The Democratic Alliance (DA) Gauteng has submitted its replying affidavit in its fight to have a motion of censure against the delinquent Gauteng Health MEC, Nomantu Ralehoko, debated in the Gauteng Provincial Legislature. The affidavit is found :SKM_360i25043015060. Other Court documents related to this matter can be found SKM_360i25043015070.
DA Gauteng Shadow MEC for Health, Dr Jack Bloom MPL, had tabled a motion, which the Gauteng Speaker disallowed. In terms of the motion, the MEC for Health was to be censured. A recent court judgement found that the MEC had not spent the R250 million budgeted to treat cancer patients. By her admission, likely, many of the patients have since died as a result.
The Speaker claims that the legal principle Audi Alteram Partem, or “let the other side be heard”, empowered her to disallow the DA’s motion. But the legislature’s rules only permit her to disallow a motion that contravenes one of the standing rules. This principle is not one of them. In any case, the MEC and her colleagues get the opportunity to reply to the motion, and her side of the matter will indeed be heard.
The role of the MEC is not a career job appointment. It is an executive office elected by public vote. This MEC is the public’s custodian of taxpayer money set aside to provide healthcare. The entire constitutional framework requires a politician’s performance to be judged in a public arena, which in this case is the GPL. The outcome of the DA motion is not a firing but is an expression of opinion by those whom the public has put in place to hold her, as an executive officer, to account.
The Speaker must be fair. There is a difference between being fair to someone in an executive office and shielding that person. In this instance, the Speaker has abused her powers to protect the executive.

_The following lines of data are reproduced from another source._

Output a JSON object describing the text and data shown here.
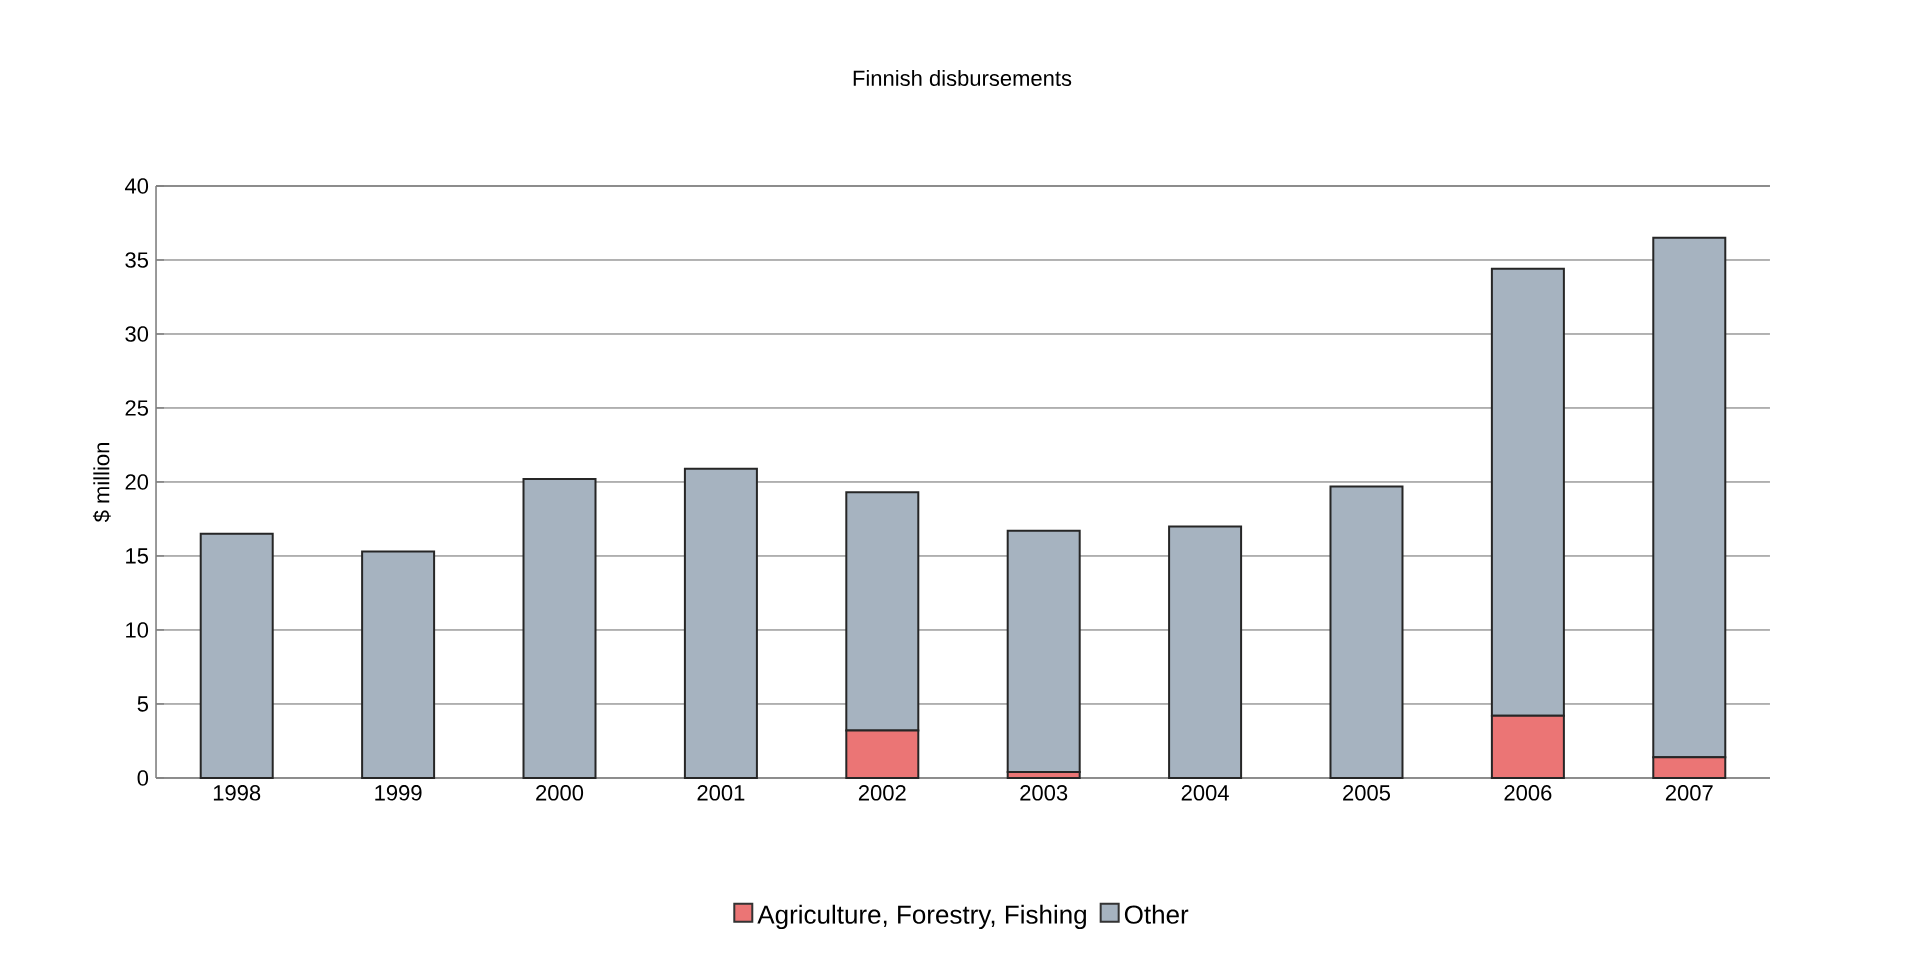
{
  "chart_data": {
    "type": "bar",
    "title": "Finnish disbursements",
    "ylabel": "$ million",
    "categories": [
      "1998",
      "1999",
      "2000",
      "2001",
      "2002",
      "2003",
      "2004",
      "2005",
      "2006",
      "2007"
    ],
    "stacked": true,
    "series": [
      {
        "name": "Agriculture, Forestry, Fishing",
        "color": "#eb7575",
        "values": [
          0,
          0,
          0,
          0,
          3.2,
          0.4,
          0,
          0,
          4.2,
          1.4
        ]
      },
      {
        "name": "Other",
        "color": "#a6b3c0",
        "values": [
          16.5,
          15.3,
          20.2,
          20.9,
          16.1,
          16.3,
          17.0,
          19.7,
          30.2,
          35.1
        ]
      }
    ],
    "ylim": [
      0,
      40
    ],
    "yticks": [
      0,
      5,
      10,
      15,
      20,
      25,
      30,
      35,
      40
    ],
    "grid": "y",
    "legend": "bottom"
  }
}
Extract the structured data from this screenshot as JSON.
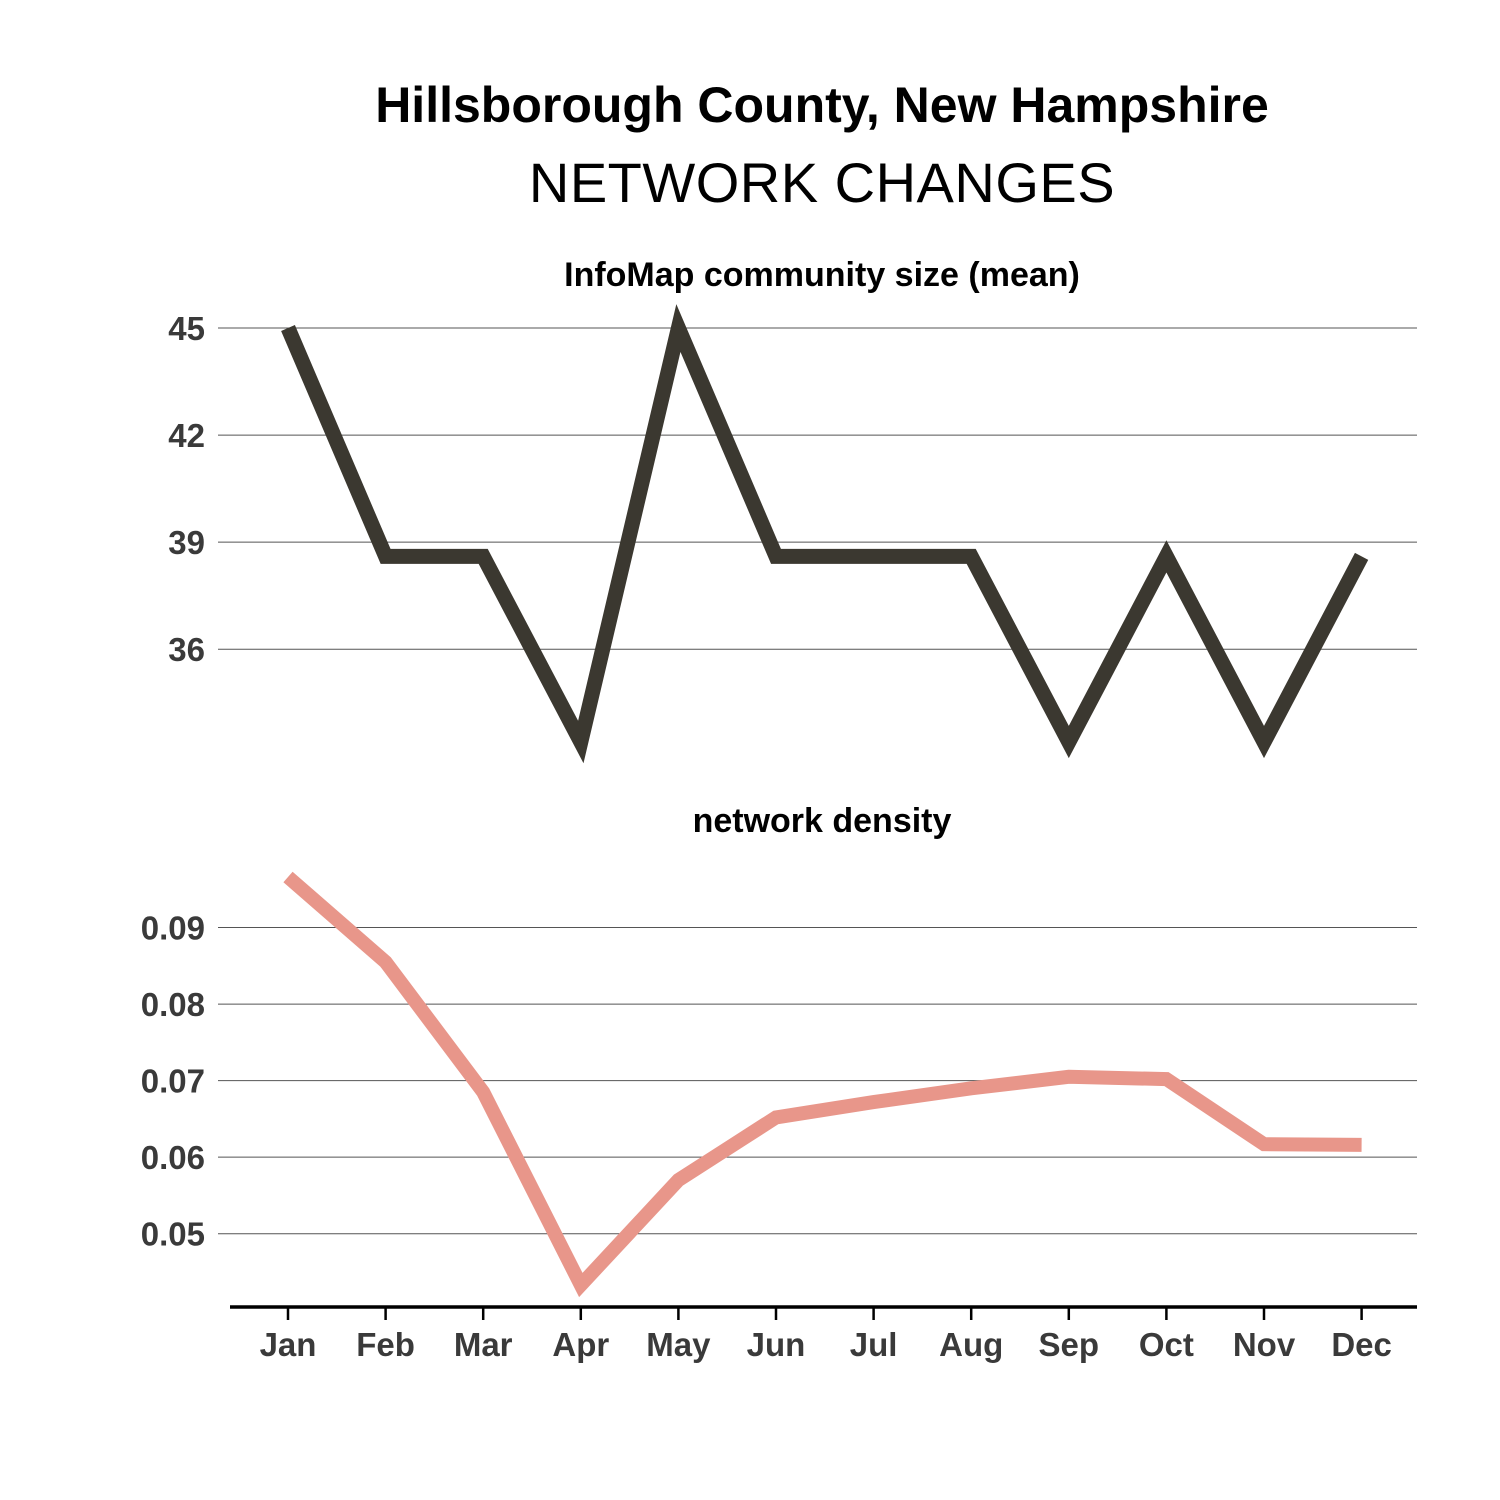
{
  "header": {
    "title": "Hillsborough County, New Hampshire",
    "subtitle": "NETWORK CHANGES"
  },
  "chart_data": [
    {
      "type": "line",
      "title": "InfoMap community size (mean)",
      "categories": [
        "Jan",
        "Feb",
        "Mar",
        "Apr",
        "May",
        "Jun",
        "Jul",
        "Aug",
        "Sep",
        "Oct",
        "Nov",
        "Dec"
      ],
      "values": [
        45.0,
        38.6,
        38.6,
        33.4,
        45.0,
        38.6,
        38.6,
        38.6,
        33.4,
        38.6,
        33.4,
        38.6
      ],
      "yticks": [
        36,
        39,
        42,
        45
      ],
      "ylim": [
        33.4,
        45.0
      ],
      "color": "#3b3830",
      "grid": "horizontal",
      "xlabel": "",
      "ylabel": ""
    },
    {
      "type": "line",
      "title": "network density",
      "categories": [
        "Jan",
        "Feb",
        "Mar",
        "Apr",
        "May",
        "Jun",
        "Jul",
        "Aug",
        "Sep",
        "Oct",
        "Nov",
        "Dec"
      ],
      "values": [
        0.0966,
        0.0855,
        0.0685,
        0.0433,
        0.057,
        0.0652,
        0.0672,
        0.069,
        0.0705,
        0.0702,
        0.0617,
        0.0616
      ],
      "yticks": [
        0.05,
        0.06,
        0.07,
        0.08,
        0.09
      ],
      "ylim": [
        0.0433,
        0.0966
      ],
      "color": "#e8968a",
      "grid": "horizontal",
      "xlabel": "",
      "ylabel": ""
    }
  ]
}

The Speaker’s decision is misguided and without precedent.
By shutting down the debate, she achieved the opposite of what the Audi rule is intended to achieve. Her actions have ensured that one side of the debate, namely, the proposers of the motion, will not be heard.
The truth is that the ANC do not want their politicians to be accountable, certainly not in the public space. This motion is about the utilisation of public resources. The public must be able to judge for themselves.
The Speaker replied to our affidavit, but she has said nothing new. The MEC also weighed in, but her plea was for the court to judge her performance. But the correct place to judge her performance is in the Legislature, as per section 133 (2) of the RSA Constitution. The current case before the court is about the Speaker’s ruling, not the MEC’s performance.
Heads of argument will now be drawn up, and it is anticipated that a court date will be set within the next two to three weeks.